On June 3, 1918, the New York-based engineering firm Sanderson & Porter launches the steamship Fonduco from its shipyard in Raymond. It’s the first of five wooden steamships the shipyard will build for a federal agency set up to fill the urgent demand for thousands of ships to serve the U.S. military effort in World War I.
A Need for Ships
Not long after the United States entered World War I in April 1917, the federal government formed the Emergency Fleet Corporation to build new wooden and steel ships to ferry soldiers and supplies to battlegrounds in Europe. The new agency had a budget of $3.6 billion and needed shipyards. According to Charles M. Schwab (1862-1939), Director General of the Emergency Fleet Corporation, the American shipbuilding industry had languished after the Civil War, and the country lacked sufficient shipyards and experienced shipwrights to carry out the construction of the thousands of ships that were needed. Moreover, steel shipbuilders that the Emergency Fleet Corporation approached to build the ships were already operating at full capacity, so the agency looked to wooden shipbuilders to make up the difference.
Sanderson & Porter was among the shipbuilding companies to win contracts for the fleet's ships.

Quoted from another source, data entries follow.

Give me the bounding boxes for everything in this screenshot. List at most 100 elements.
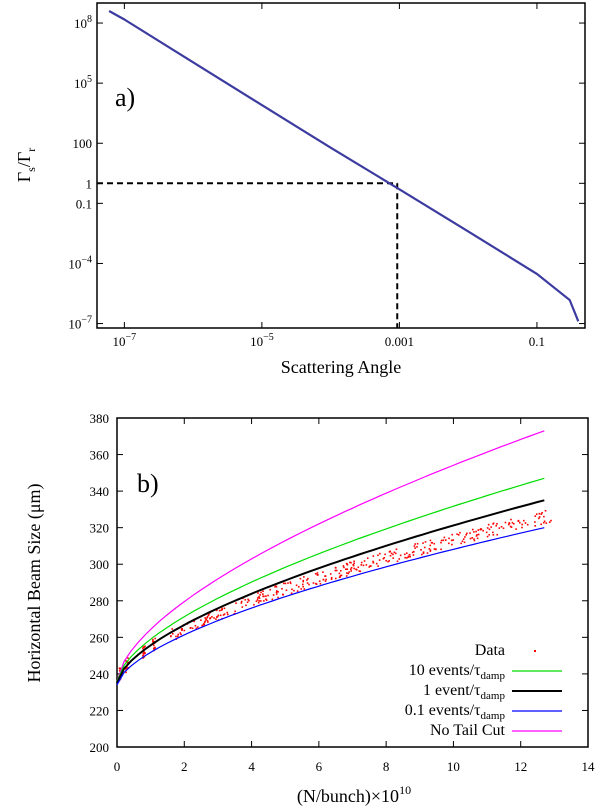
data-point: [433, 548, 436, 550]
data-point: [475, 535, 478, 537]
data-point: [469, 532, 471, 534]
data-point: [335, 569, 338, 572]
data-point: [275, 593, 278, 595]
data-point: [421, 553, 423, 556]
legend-label: 10 events/τdamp: [409, 662, 506, 682]
data-point: [215, 609, 218, 612]
data-point: [119, 667, 122, 670]
data-point: [284, 582, 287, 585]
data-point: [476, 534, 478, 536]
data-point: [204, 620, 206, 623]
data-point: [347, 572, 350, 575]
data-point: [394, 552, 397, 555]
data-point: [457, 534, 460, 536]
data-point: [390, 552, 393, 555]
data-point: [302, 585, 304, 588]
data-point: [353, 567, 355, 570]
data-point: [154, 646, 156, 649]
legend-label: Data: [475, 642, 505, 659]
data-point: [460, 542, 463, 545]
data-point: [502, 527, 505, 530]
data-point: [475, 530, 477, 533]
legend-marker-dot: [534, 650, 536, 652]
data-point: [377, 554, 379, 557]
data-point: [405, 552, 408, 555]
x-tick-label: 2: [181, 759, 188, 774]
data-point: [255, 600, 258, 603]
data-point: [274, 585, 277, 588]
data-point: [534, 515, 537, 517]
data-point: [350, 566, 353, 569]
data-point: [281, 593, 284, 596]
data-point: [384, 553, 386, 556]
data-point: [462, 538, 465, 540]
data-point: [176, 635, 179, 638]
data-point: [538, 517, 540, 520]
legend-label: 0.1 events/τdamp: [405, 702, 506, 722]
data-point: [127, 657, 129, 659]
data-point: [496, 522, 498, 525]
data-point: [235, 602, 237, 604]
data-point: [471, 528, 474, 531]
data-point: [479, 528, 482, 531]
data-point: [465, 534, 467, 536]
x-tick-label: 8: [383, 759, 390, 774]
data-point: [413, 550, 415, 553]
data-point: [267, 594, 269, 597]
data-point: [362, 564, 365, 567]
data-point: [517, 519, 520, 522]
data-point: [221, 608, 224, 611]
data-point: [482, 529, 485, 532]
data-point: [524, 522, 527, 524]
data-point: [125, 666, 128, 669]
panel-a-frame: [96, 2, 586, 329]
data-point: [500, 525, 503, 528]
data-point: [258, 595, 260, 598]
data-point: [540, 513, 543, 515]
data-point: [259, 594, 261, 596]
data-point: [521, 526, 523, 529]
data-point: [248, 599, 250, 602]
data-point: [226, 613, 229, 616]
data-point: [322, 578, 325, 581]
data-point: [343, 566, 345, 569]
data-point: [450, 539, 453, 542]
series-curve: [116, 430, 545, 682]
data-point: [388, 560, 391, 562]
data-point: [247, 598, 249, 601]
data-point: [521, 523, 523, 526]
data-point: [515, 528, 517, 530]
data-point: [330, 576, 333, 579]
x-tick-label: 10−5: [250, 332, 274, 349]
data-point: [334, 569, 337, 572]
panel-b: 0 2 4 6 8 10 12 14 200 220 240 260 280 300 320 340 360 38…: [24, 411, 595, 807]
data-point: [221, 607, 223, 610]
data-point: [429, 549, 432, 551]
y-tick-label: 300: [90, 557, 110, 572]
data-point: [372, 561, 375, 564]
data-point: [142, 652, 144, 655]
data-point: [296, 590, 299, 592]
data-point: [440, 539, 443, 542]
data-point: [125, 668, 127, 671]
data-point: [487, 523, 490, 526]
data-point: [257, 592, 259, 594]
data-point: [430, 541, 433, 544]
data-point: [256, 599, 259, 601]
data-point: [318, 580, 321, 582]
data-point: [399, 554, 402, 557]
panel-b-frame: [116, 417, 589, 748]
y-tick-label: 220: [90, 703, 110, 718]
data-point: [324, 580, 327, 582]
data-point: [189, 627, 192, 629]
data-point: [461, 540, 464, 543]
data-point: [300, 588, 303, 590]
data-point: [422, 542, 424, 544]
data-point: [142, 646, 145, 649]
data-point: [339, 576, 341, 578]
data-point: [142, 654, 145, 657]
data-point: [218, 609, 221, 612]
data-point: [262, 593, 264, 595]
data-point: [262, 590, 264, 592]
data-point: [434, 548, 437, 551]
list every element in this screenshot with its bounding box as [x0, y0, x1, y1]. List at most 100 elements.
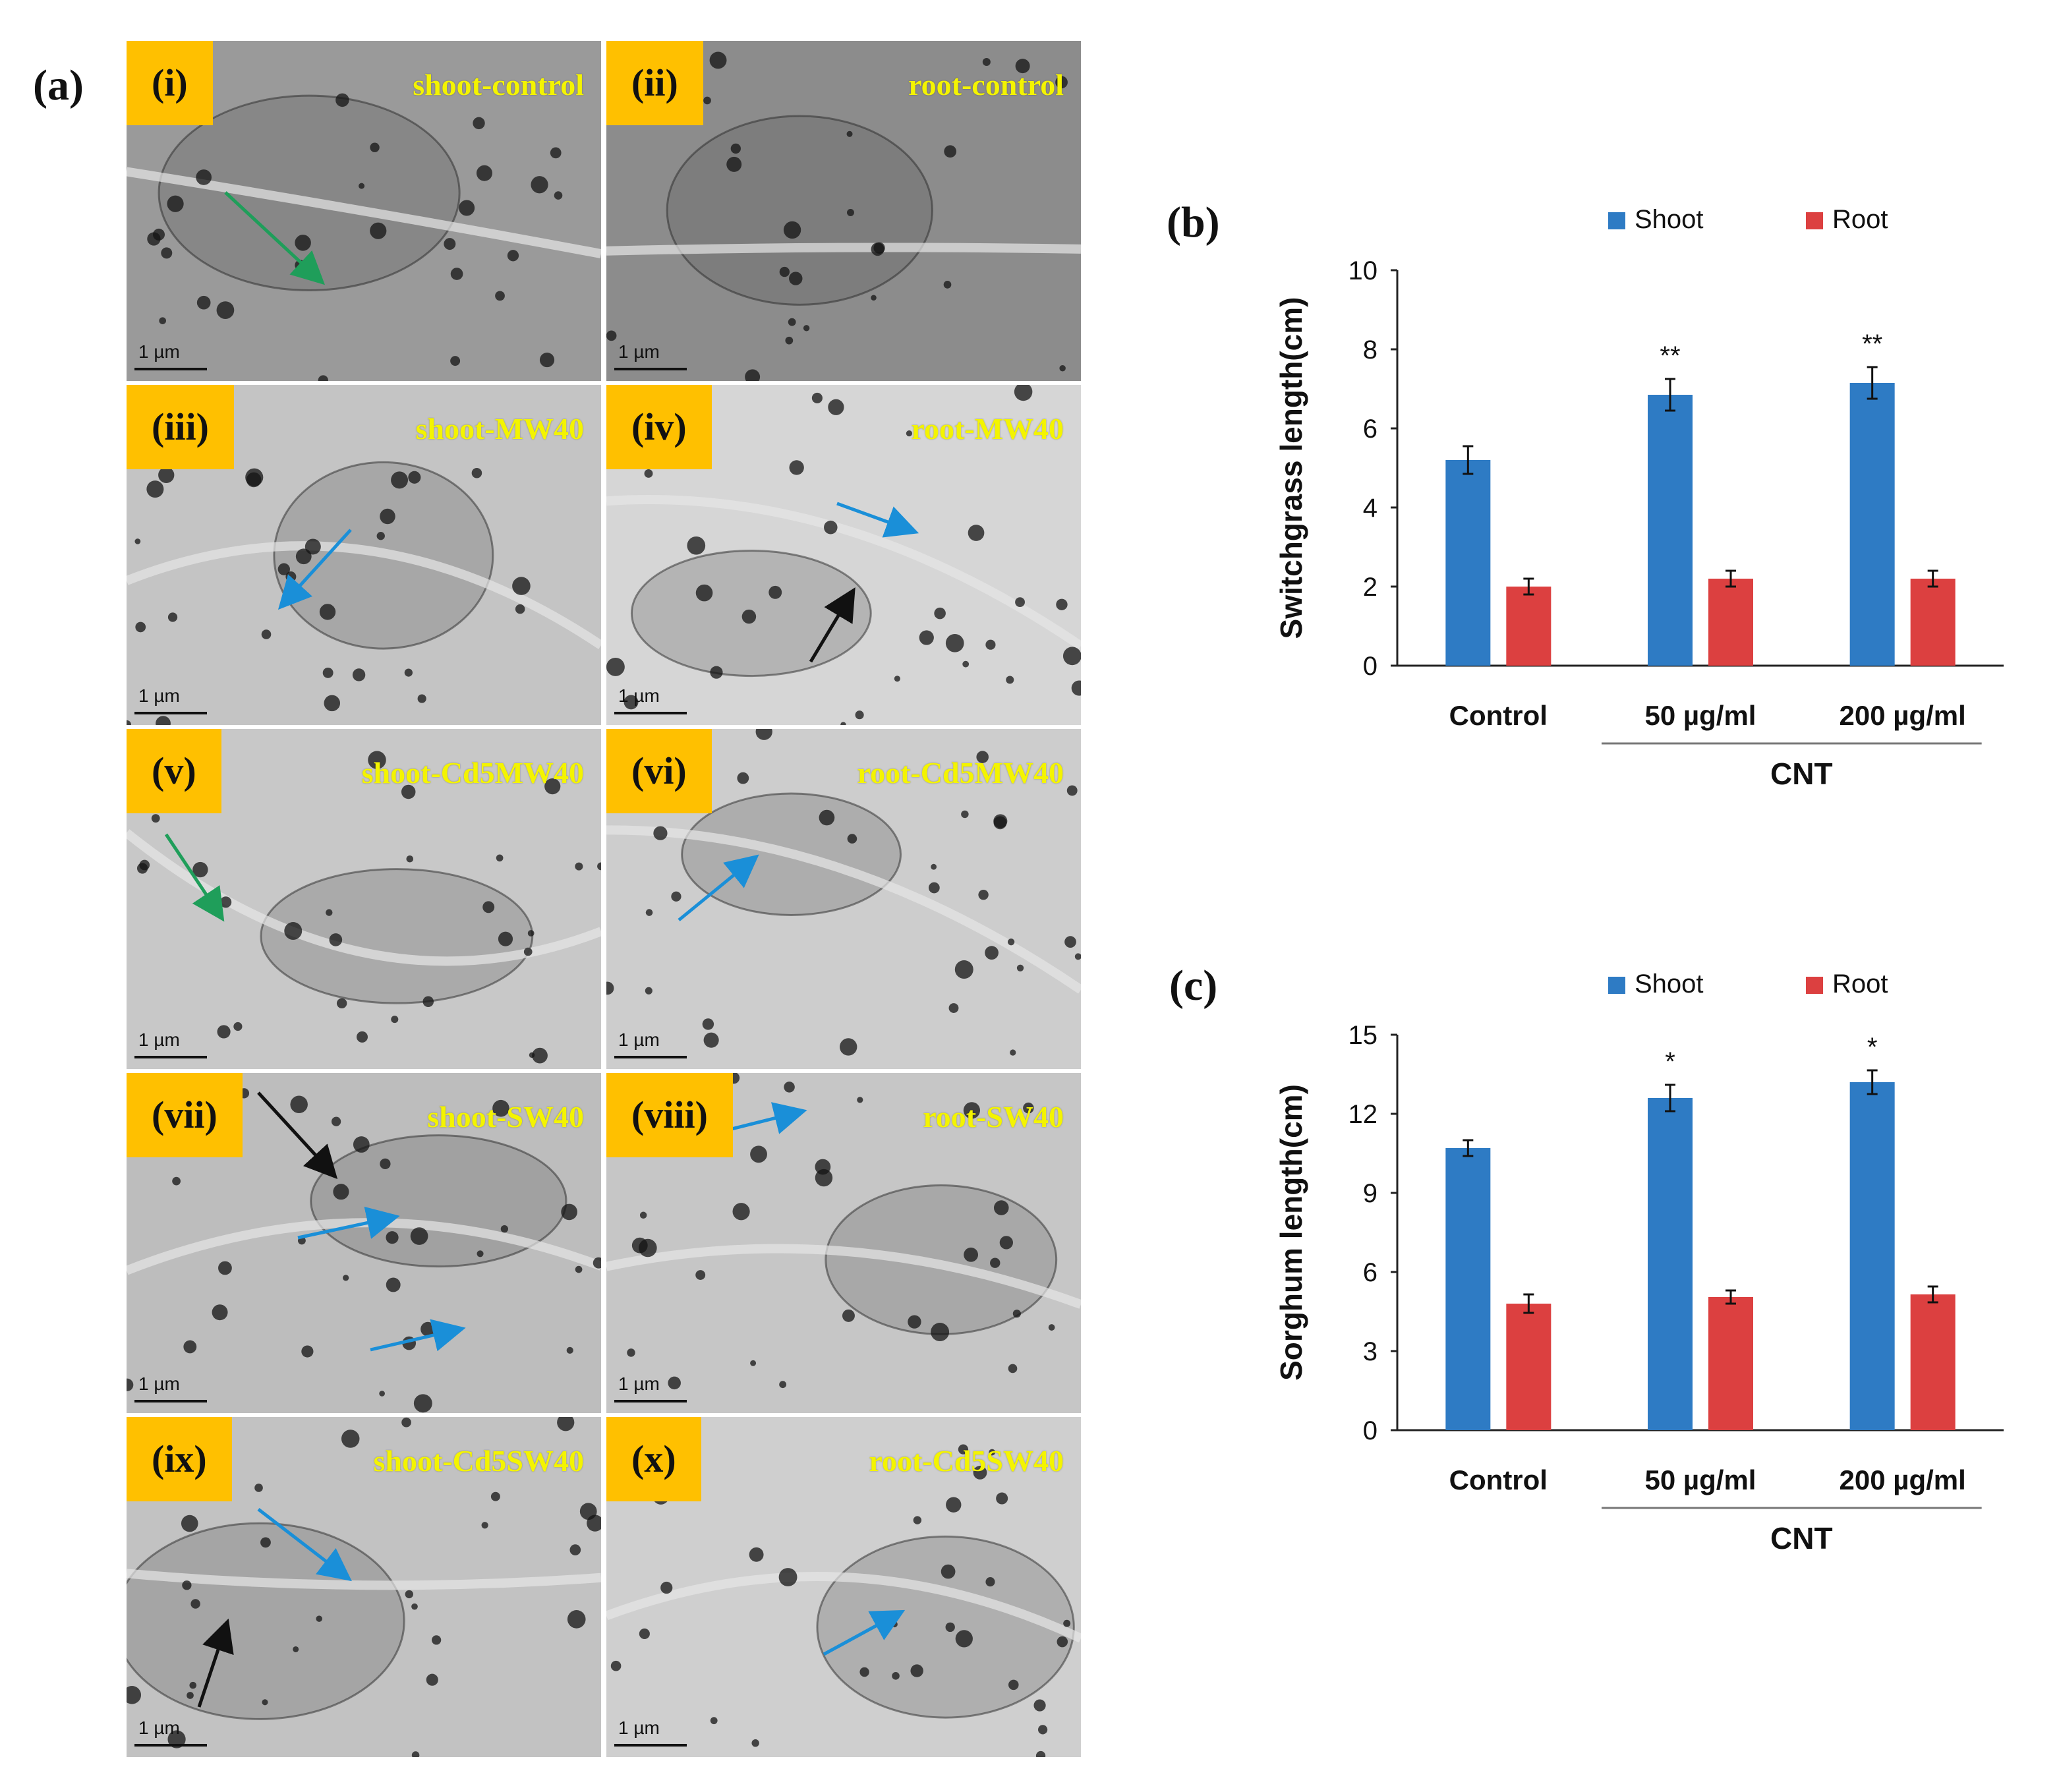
dense-particle — [159, 317, 166, 324]
dense-particle — [687, 536, 706, 555]
dense-particle — [182, 1580, 192, 1590]
micrograph-tile: (vi) root-Cd5MW40 1 µm — [606, 729, 1081, 1069]
dense-particle — [192, 861, 208, 878]
dense-particle — [671, 891, 682, 902]
y-tick-label: 15 — [1348, 1021, 1378, 1050]
micrograph-tile: (vii) shoot-SW40 1 µm — [127, 1073, 601, 1413]
dense-particle — [695, 584, 713, 602]
dense-particle — [512, 577, 531, 595]
dense-particle — [859, 1667, 869, 1677]
dense-particle — [954, 960, 973, 979]
dense-particle — [732, 1203, 750, 1221]
dense-particle — [233, 1022, 243, 1031]
group-label: CNT — [1770, 1521, 1833, 1555]
cell-wall — [127, 167, 601, 258]
dense-particle — [575, 1265, 583, 1273]
dense-particle — [284, 922, 303, 940]
legend-label: Root — [1832, 205, 1888, 234]
dense-particle — [183, 1340, 197, 1354]
dense-particle — [653, 826, 668, 840]
micrograph-tile: (viii) root-SW40 1 µm — [606, 1073, 1081, 1413]
dense-particle — [710, 666, 723, 679]
y-tick-label: 6 — [1363, 1258, 1378, 1287]
shoot-bar — [1648, 1098, 1693, 1430]
shoot-bar — [1648, 395, 1693, 666]
cell-wall — [127, 1569, 601, 1590]
dense-particle — [945, 633, 964, 652]
dense-particle — [507, 250, 519, 262]
root-bar — [1708, 579, 1753, 666]
dense-particle — [147, 232, 161, 246]
dense-particle — [1008, 1364, 1018, 1373]
error-bar — [1927, 1285, 1938, 1304]
dense-particle — [316, 1615, 322, 1622]
dense-particle — [135, 621, 146, 633]
cell-wall — [606, 1572, 1081, 1643]
dense-particle — [945, 1622, 955, 1633]
scale-bar-label: 1 µm — [618, 685, 660, 706]
dense-particle — [1059, 365, 1066, 372]
micrograph-tile: (i) shoot-control 1 µm — [127, 41, 601, 381]
y-tick-label: 0 — [1363, 1416, 1378, 1445]
dense-particle — [408, 471, 421, 484]
dense-particle — [1035, 1750, 1046, 1757]
dense-particle — [324, 695, 341, 712]
dense-particle — [219, 896, 232, 908]
dense-particle — [958, 1444, 969, 1455]
dense-particle — [847, 834, 857, 844]
dense-particle — [750, 1145, 767, 1163]
dense-particle — [481, 1522, 488, 1529]
error-bar — [1523, 577, 1534, 596]
dense-particle — [779, 1381, 787, 1389]
dense-particle — [579, 1503, 597, 1520]
dense-particle — [1074, 953, 1081, 960]
micrograph-badge: (viii) — [606, 1073, 733, 1157]
error-bar — [1523, 1293, 1534, 1314]
dense-particle — [566, 1346, 573, 1354]
dense-particle — [482, 901, 495, 913]
black-arrow — [809, 587, 856, 663]
dense-particle — [172, 1176, 181, 1186]
dense-particle — [477, 1250, 484, 1257]
error-bar — [1463, 445, 1474, 475]
dense-particle — [410, 1227, 428, 1245]
dense-particle — [391, 471, 409, 489]
y-tick-label: 10 — [1348, 256, 1378, 285]
dense-particle — [944, 145, 957, 158]
dense-particle — [529, 1052, 535, 1058]
dense-particle — [370, 222, 387, 239]
blue-arrow — [277, 529, 352, 610]
dense-particle — [212, 1304, 228, 1321]
scale-bar-label: 1 µm — [138, 685, 180, 706]
dense-particle — [554, 191, 563, 200]
y-tick-label: 2 — [1363, 573, 1378, 602]
dense-particle — [379, 1391, 385, 1397]
dense-particle — [333, 1184, 349, 1200]
scale-bar-label: 1 µm — [618, 1373, 660, 1394]
dense-particle — [496, 854, 504, 862]
y-tick-label: 9 — [1363, 1179, 1378, 1208]
dense-particle — [151, 814, 160, 823]
micrograph-grid: (i) shoot-control 1 µm (ii) root-control 1 µm… — [127, 41, 1081, 1757]
dense-particle — [426, 1673, 438, 1686]
dense-particle — [982, 57, 991, 67]
dense-particle — [322, 667, 334, 678]
dense-particle — [167, 1730, 186, 1749]
root-bar — [1708, 1297, 1753, 1430]
panel-b-label: (b) — [1167, 198, 1220, 246]
micrograph-caption: root-Cd5SW40 — [869, 1444, 1064, 1478]
cell-wall — [127, 541, 601, 649]
error-bar — [1867, 1069, 1878, 1095]
dense-particle — [1008, 1679, 1019, 1691]
scale-bar — [614, 368, 687, 370]
dense-particle — [156, 716, 171, 725]
switchgrass-length-chart: Shoot Root 0 2 4 6 8 10 Switchgrass length(cm) Co… — [1274, 205, 2004, 791]
dense-particle — [139, 859, 150, 871]
dense-particle — [931, 863, 937, 870]
dense-particle — [569, 1544, 581, 1555]
green-arrow — [164, 833, 225, 922]
dense-particle — [1038, 1725, 1048, 1735]
significance-marker: * — [1665, 1047, 1675, 1076]
error-bar — [1867, 366, 1878, 400]
dense-particle — [417, 694, 426, 703]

The firm sent representatives to the Pacific Northwest to locate shipyards, and they found Raymond, with its location on the Willapa River and proximity to thousands of acres of forestland and the Pacific Ocean, nearly ideal.
Building the Site to Build the Ships
On April 29, H. Hobart Porter (1865-1947) or his brother Seton (1882-1953) presented plans to residents of Raymond for a 20-acre shipyard on the north fork of the Willapa River, about a quarter-mile upriver from where the Highway 101 bridge crosses the river. Sanderson & Porter planned to build 10 cargo ships at the Raymond shipyard, which would employ at least 1,000 workers. It would also bring work to the area's mills and Raymond's other businesses. The city gladly built streets and laid water mains to prepare the site. The Chicago, Milwaukee & St. Paul railroad ran a spur line to the building site from its main line, and Willapa Electric installed lights on the river bank to make a night shift possible.
As soon as the firm had secured a lease to the site, in June, Sanderson & Porter began construction on the shipyard. After driving 5,000 piles, workers used 5 million board feet of lumber to build a 400,000-square-foot working platform and 20 buildings for offices, machinery, and other uses.
Factory Methods Build Fonduco Fast
The shipyard built Ferris-type ships, named for Theodore E. Ferris (1872-1953), the naval architect who designed them. Given the government’s urgent need for about 3,000 ships to win the war, the Emergency Fleet Corporation hired Ferris to design a ship that could be assembled efficiently and quickly at multiple shipyards. According to George Weiss in America's Maritime Progress, Ferris at first declined the job, because he considered it "impossible to apply factory methods to the art of shipbuilding." But he eventually signed on and successfully designed the Ferris-type ships that dozens of shipyards around the country produced for the war effort (Weiss, 153).
On November 2, 1917, workers laid the first keel. The following June 3, they launched the Fonduco, a 281-foot cargo ship. It contained 1.8 million board feet of lumber, 400 bales of oakum (a caulking material used to seal the spaces between wooden planks), 10,000 pounds of clinch rings for attaching the ship’s planking to its ribs, 20,000 trunnels (wooden pegs), 600 gallons of paint and oil, 200 tons of round iron used to make rivets, 4,000 pounds of white and red lead as preservatives, and 30 tons of iron strapping.
Breaking Records
Over the next year, four more Ferris-type cargo ships would launch from the Raymond shipyard. A competition ensued among the shipyards building Ferris ships. In August, the Raymond yard captured the record by framing a ship in 37 hours and 15 minutes. The next month, Raymond workers again broke the record by reducing their time to 29 hours and 40 minutes. The Grant Smith-Porter yard in Aberdeen broke the record one last time in late September. Measured in person-hours, the Aberdeen yard had framed a ship in 1,452 hours, compared with Raymond's best time of 2,309 hours.
At this rate, the Kenosha, Pezuta, Addison, and Anthon rolled off the ways and into the water at a rapid pace. The yard did not reach its original goal of building one ship every 15 days, but the armistice ended the war that November, cutting production short. After employing 1,300 workers for two years, the shipyard closed in 1919, bringing an end to wooden cargo ship construction at Raymond.
Smaller boat builders have continued to build and repair boats on the Willapa River. The Louderback family, which started their boat-building shop in the 1880s where East Raymond is now (2011), continued to produce tugboats and fishing boats until recently. The Fosse family's South Bend Boat Shop, started in 1926, built wooden fishing and oyster boats and is now run by Chris, the third generation of Fosses to operate the business. Pedigree Cats Catamarans has built custom boats in Raymond since 1995.